Model Card
A model card is a standardized document that discloses the intended use, performance, and limitations of a machine learning model.
Model cards were introduced by Mitchell et al. at Google in 2018 as a framework for transparent reporting of machine learning models. They are designed to accompany a model when it is released, providing essential information to users and stakeholders. The document typically includes sections on model details, intended use, factors affecting performance, evaluation metrics, training data, ethical considerations, and caveats.
The purpose of a model card is to reduce information asymmetry between model developers and end users. By clearly stating what a model was designed for, what data it was trained on, and where it might fail, model cards help prevent misuse and promote responsible deployment. They are analogous to nutrition labels for food, offering a concise summary of a model’s characteristics and potential risks.

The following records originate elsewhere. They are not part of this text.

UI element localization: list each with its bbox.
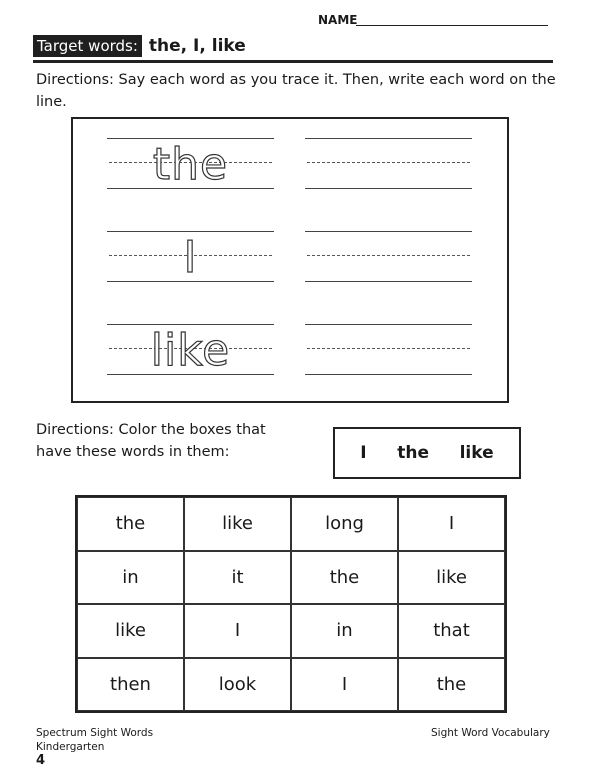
- grid-cell[interactable]: like: [398, 551, 505, 605]
- grid-cell[interactable]: the: [398, 658, 505, 712]
- name-label: NAME: [318, 13, 358, 27]
- grid-cell[interactable]: look: [184, 658, 291, 712]
- grid-cell[interactable]: I: [184, 604, 291, 658]
- title-tag: Target words:: [33, 35, 142, 57]
- grid-cell[interactable]: in: [291, 604, 398, 658]
- trace-line-set: [107, 138, 274, 190]
- write-line-set[interactable]: [305, 231, 472, 283]
- word-list-item: the: [397, 443, 429, 463]
- trace-box: [71, 117, 509, 403]
- write-line-set[interactable]: [305, 324, 472, 376]
- grid-cell[interactable]: like: [184, 497, 291, 551]
- grid-cell[interactable]: like: [77, 604, 184, 658]
- word-list-item: I: [360, 443, 367, 463]
- write-line-set[interactable]: [305, 138, 472, 190]
- grid-cell[interactable]: long: [291, 497, 398, 551]
- footer-series: Spectrum Sight Words: [36, 727, 154, 739]
- grid-cell[interactable]: I: [398, 497, 505, 551]
- trace-line-set: [107, 231, 274, 283]
- word-list-box: [333, 427, 521, 479]
- grid-cell[interactable]: then: [77, 658, 184, 712]
- grid-cell[interactable]: the: [77, 497, 184, 551]
- directions-trace: Directions: Say each word as you trace it. Then, write each word on the line.: [36, 72, 556, 110]
- word-list-item: like: [459, 443, 494, 463]
- name-line[interactable]: [356, 25, 548, 26]
- grid-cell[interactable]: the: [291, 551, 398, 605]
- page-number: 4: [36, 753, 46, 768]
- title-divider: [33, 60, 553, 63]
- trace-word: I: [183, 232, 198, 283]
- trace-line-set: [107, 324, 274, 376]
- trace-word: the: [152, 139, 229, 190]
- title-row: [33, 34, 246, 58]
- grid-cell[interactable]: in: [77, 551, 184, 605]
- footer-section: Sight Word Vocabulary: [431, 727, 550, 739]
- footer-grade: Kindergarten: [36, 741, 105, 753]
- grid-cell[interactable]: it: [184, 551, 291, 605]
- word-grid: [75, 495, 507, 713]
- grid-cell[interactable]: that: [398, 604, 505, 658]
- target-words: the, I, like: [148, 36, 246, 56]
- directions-color: Directions: Color the boxes that have these words in them:: [36, 422, 266, 460]
- grid-cell[interactable]: I: [291, 658, 398, 712]
- trace-word: like: [150, 325, 231, 376]
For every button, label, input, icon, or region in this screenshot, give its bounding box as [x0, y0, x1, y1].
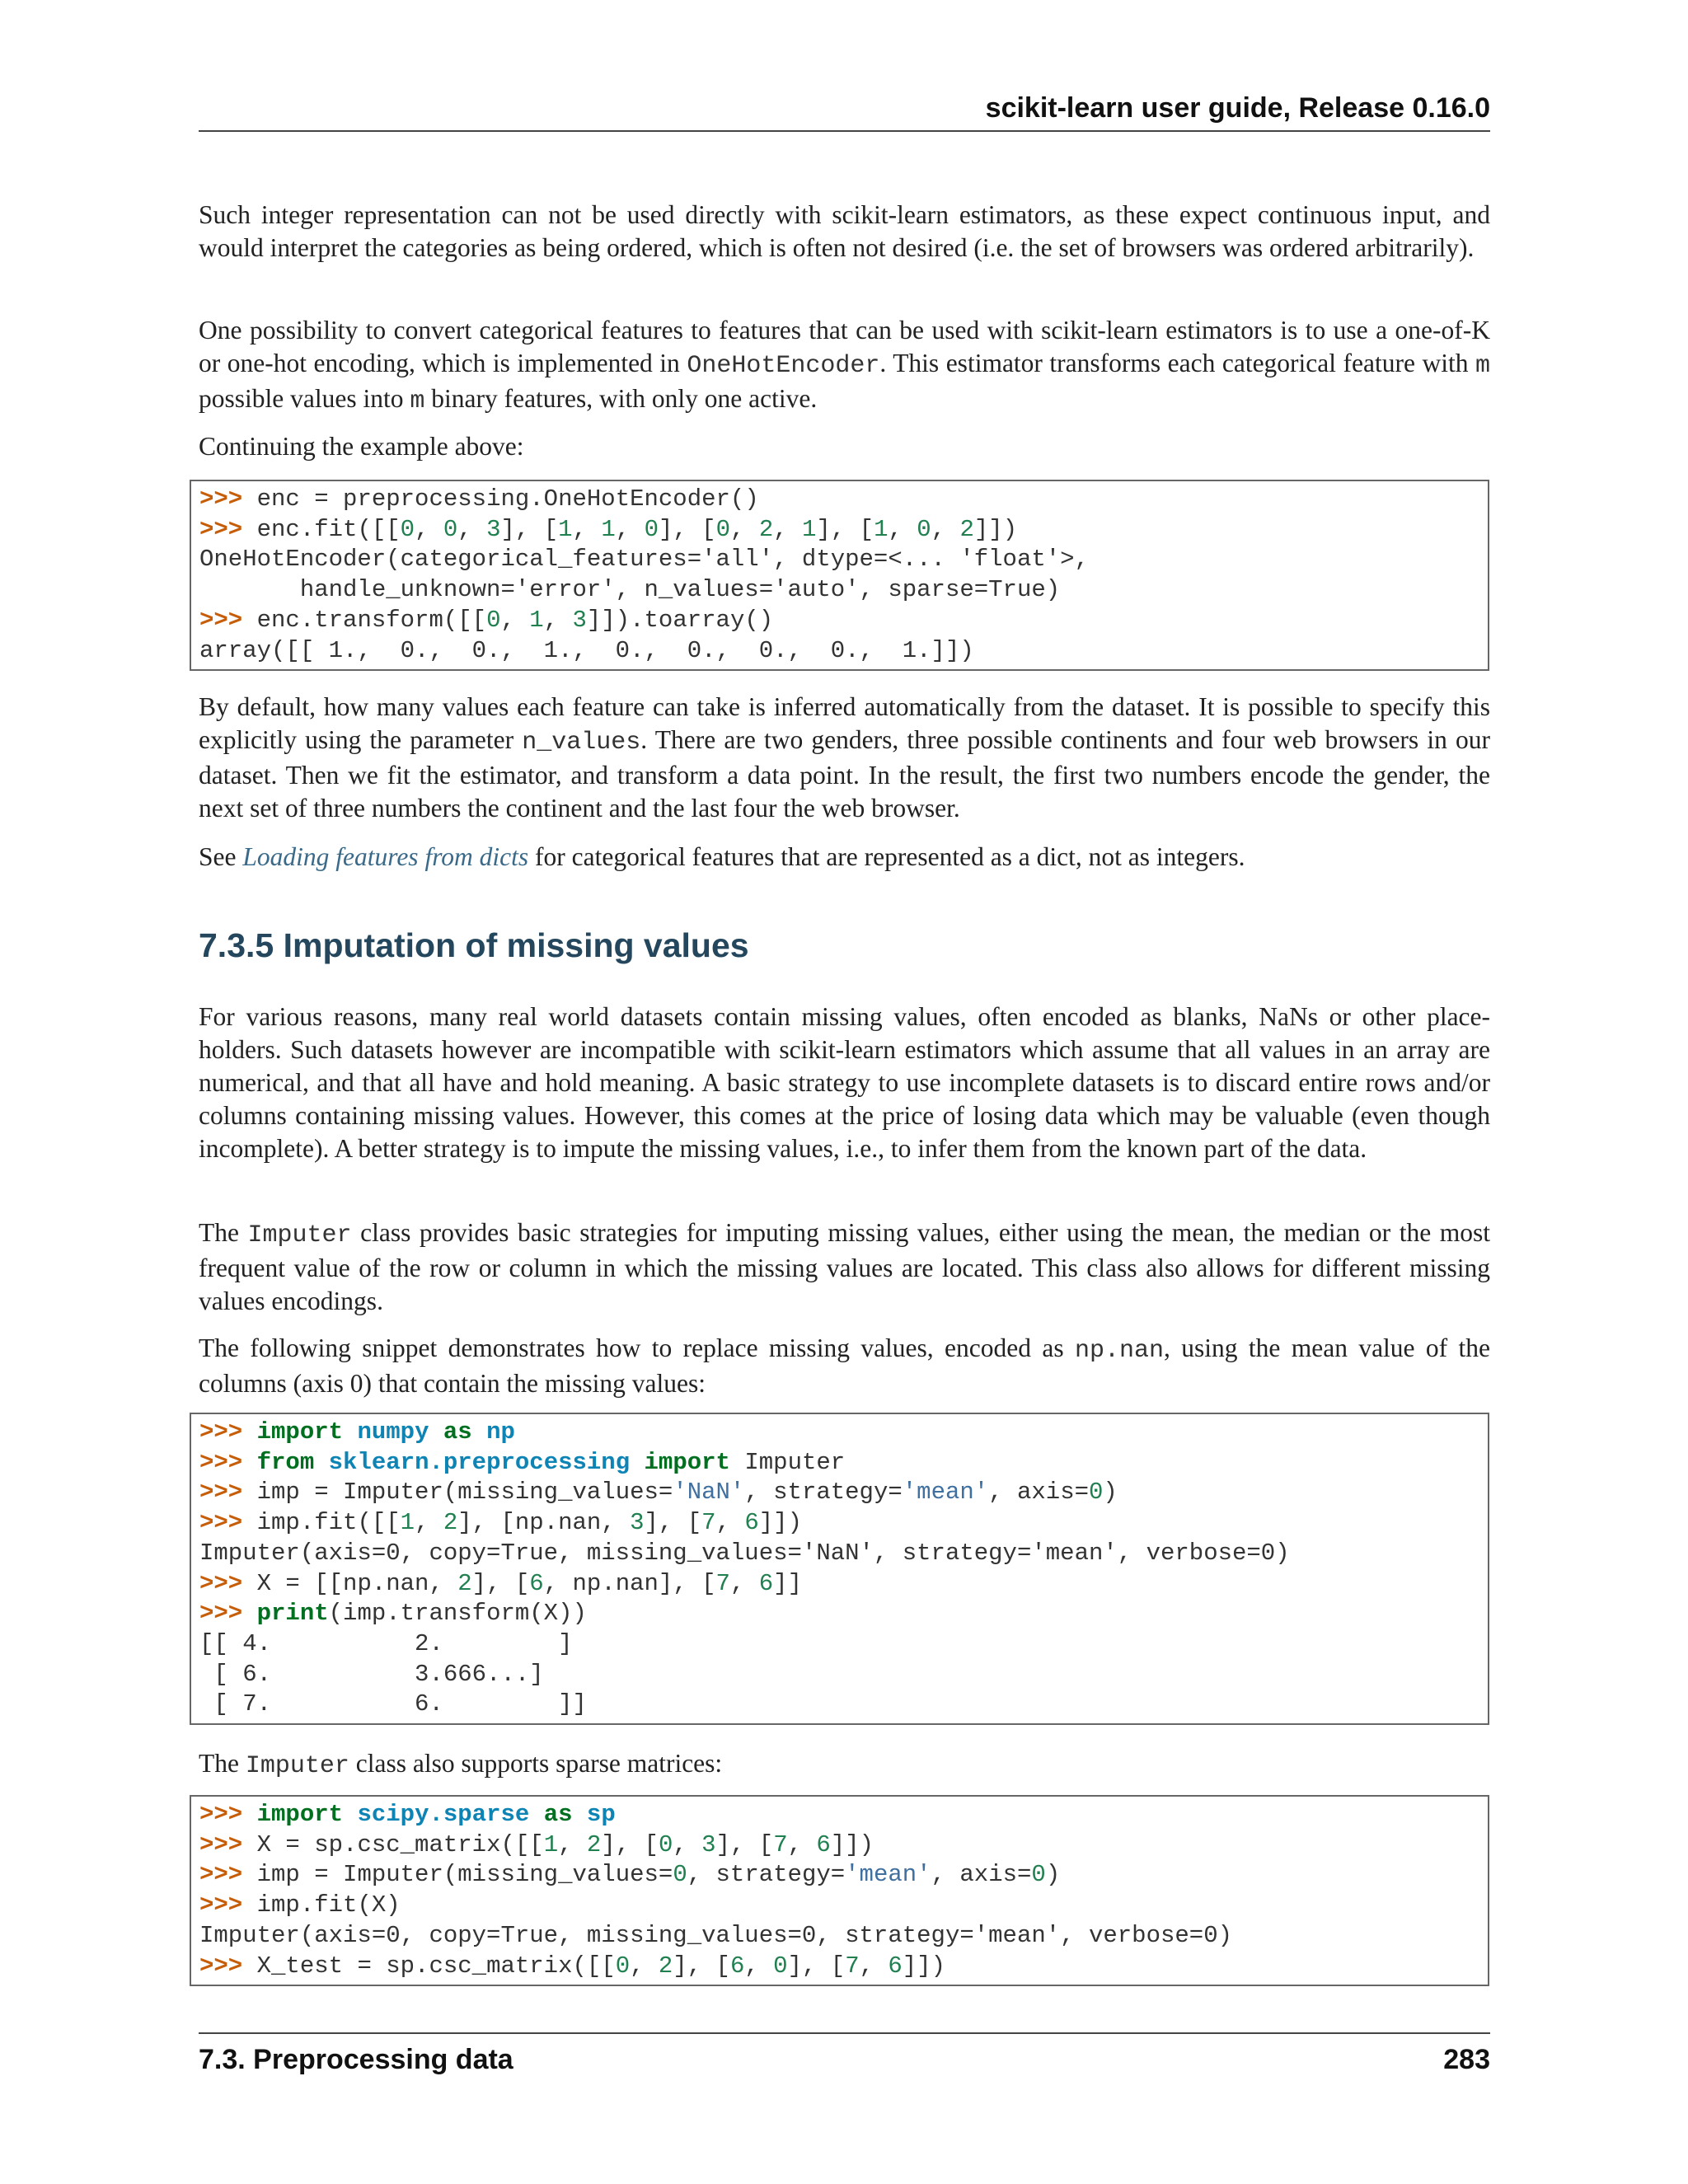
paragraph-continuing: Continuing the example above:	[199, 432, 524, 461]
header-title: scikit-learn user guide, Release 0.16.0	[985, 92, 1490, 124]
code-onehotencoder: OneHotEncoder	[687, 352, 880, 380]
link-loading-features[interactable]: Loading features from dicts	[242, 842, 529, 871]
paragraph-snippet: The following snippet demonstrates how to replace missing values, encoded as np.nan, using the mean value of the columns (axis 0) that contain the missing values:	[199, 1333, 1490, 1398]
footer-section: 7.3. Preprocessing data	[199, 2044, 513, 2075]
paragraph-integer-representation: Such integer representation can not be used directly with scikit-learn estimators, as these expect continuous input, and would interpret the categories as being ordered, which is often not desired (i.e. the set of browsers was ordered arbitrarily).	[199, 200, 1490, 262]
paragraph-sparse: The Imputer class also supports sparse matrices:	[199, 1749, 723, 1780]
page-number: 283	[1443, 2044, 1490, 2075]
page-header	[199, 92, 1490, 132]
paragraph-reasons: For various reasons, many real world datasets contain missing values, often encoded as blanks, NaNs or other place-holders. Such datasets however are incompatible with scikit-learn estimators which assume that all values in an array are numerical, and that all have and hold meaning. A basic strategy to use incomplete datasets is to discard entire rows and/or columns containing missing values. However, this comes at the price of losing data which may be valuable (even though incomplete). A better strategy is to impute the missing values, i.e., to infer them from the known part of the data.	[199, 1002, 1490, 1163]
page-footer	[199, 2032, 1490, 2074]
paragraph-imputer: The Imputer class provides basic strategies for imputing missing values, either using the mean, the median or the most frequent value of the row or column in which the missing values are located. This class also allows for different missing values encodings.	[199, 1218, 1490, 1315]
section-heading: 7.3.5 Imputation of missing values	[199, 926, 749, 964]
paragraph-see: See Loading features from dicts for categorical features that are represented as a dict, not as integers.	[199, 842, 1245, 871]
paragraph-default: By default, how many values each feature can take is inferred automatically from the dataset. It is possible to specify this explicitly using the parameter n_values. There are two genders, three possible continents and four web browsers in our dataset. Then we fit the estimator, and transform a data point. In the result, the first two numbers encode the gender, the next set of three numbers the continent and the last four the web browser.	[199, 692, 1490, 823]
code-block-imputer: >>> import numpy as np >>> from sklearn.preprocessing import Imputer >>> imp = Imputer(missing_values='NaN', strategy='mean', axis=0) >>> imp.fit([[1, 2], [np.nan, 3], [7, 6]]) Imputer(axis=0, copy=True, missing_values='NaN', strategy='mean', verbose=0) >>> X = [[np.nan, 2], [6, np.nan], [7, 6]] >>> print(imp.transform(X)) [[ 4. 2. ] [ 6. 3.666...] [ 7. 6. ]]	[190, 1413, 1489, 1725]
code-block-sparse: >>> import scipy.sparse as sp >>> X = sp.csc_matrix([[1, 2], [0, 3], [7, 6]]) >>> imp = Imputer(missing_values=0, strategy='mean', axis=0) >>> imp.fit(X) Imputer(axis=0, copy=True, missing_values=0, strategy='mean', verbose=0) >>> X_test = sp.csc_matrix([[0, 2], [6, 0], [7, 6]])	[190, 1795, 1489, 1986]
code-block-onehot: >>> enc = preprocessing.OneHotEncoder() >>> enc.fit([[0, 0, 3], [1, 1, 0], [0, 2, 1], [1, 0, 2]]) OneHotEncoder(categorical_features='all', dtype=<... 'float'>, handle_unknown='error', n_values='auto', sparse=True) >>> enc.transform([[0, 1, 3]]).toarray() array([[ 1., 0., 0., 1., 0., 0., 0., 0., 1.]])	[190, 480, 1489, 671]
paragraph-one-hot: One possibility to convert categorical features to features that can be used with scikit-learn estimators is to use a one-of-K or one-hot encoding, which is implemented in OneHotEncoder. This estimator transforms each categorical feature with m possible values into m binary features, with only one active.	[199, 316, 1490, 415]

Model cards are part of a broader movement toward responsible AI practices. They complement other documentation tools like datasheets for datasets and system cards. While not universally adopted, they have been influential in shaping industry standards for model transparency and are increasingly required by regulatory frameworks and organizational policies.
Why it matters
Model cards matter because they operationalize transparency in machine learning. Without them, users may deploy models in inappropriate contexts, leading to unfair outcomes or safety risks. By providing clear, structured information, model cards empower practitioners to make informed decisions about model selection, evaluation, and monitoring, ultimately fostering trust and accountability in AI systems.
First appeared
Mitchell et al., Google, 2018.
Related terms
FAQ
How does it work?
A model card is created by the model developer and includes predefined sections that describe the model’s purpose, performance metrics, training data, and limitations. It is typically published alongside the model, allowing users to quickly assess whether the model is suitable for their task and to understand potential biases or failure modes.
What information is typically included in a model card?
Common sections include model details (architecture, version), intended use (primary and secondary uses), factors (demographic or environmental conditions that affect performance), evaluation metrics (accuracy, fairness metrics), training data (source, size, preprocessing), ethical considerations, and caveats (known limitations or recommended usage restrictions).
How does a model card differ from a datasheet?
A model card focuses on the model itself—its design, performance, and intended use—while a datasheet documents the dataset used for training or evaluation. Both aim to increase transparency, but they address different components of the machine learning pipeline. Model cards and datasheets are often used together for comprehensive documentation.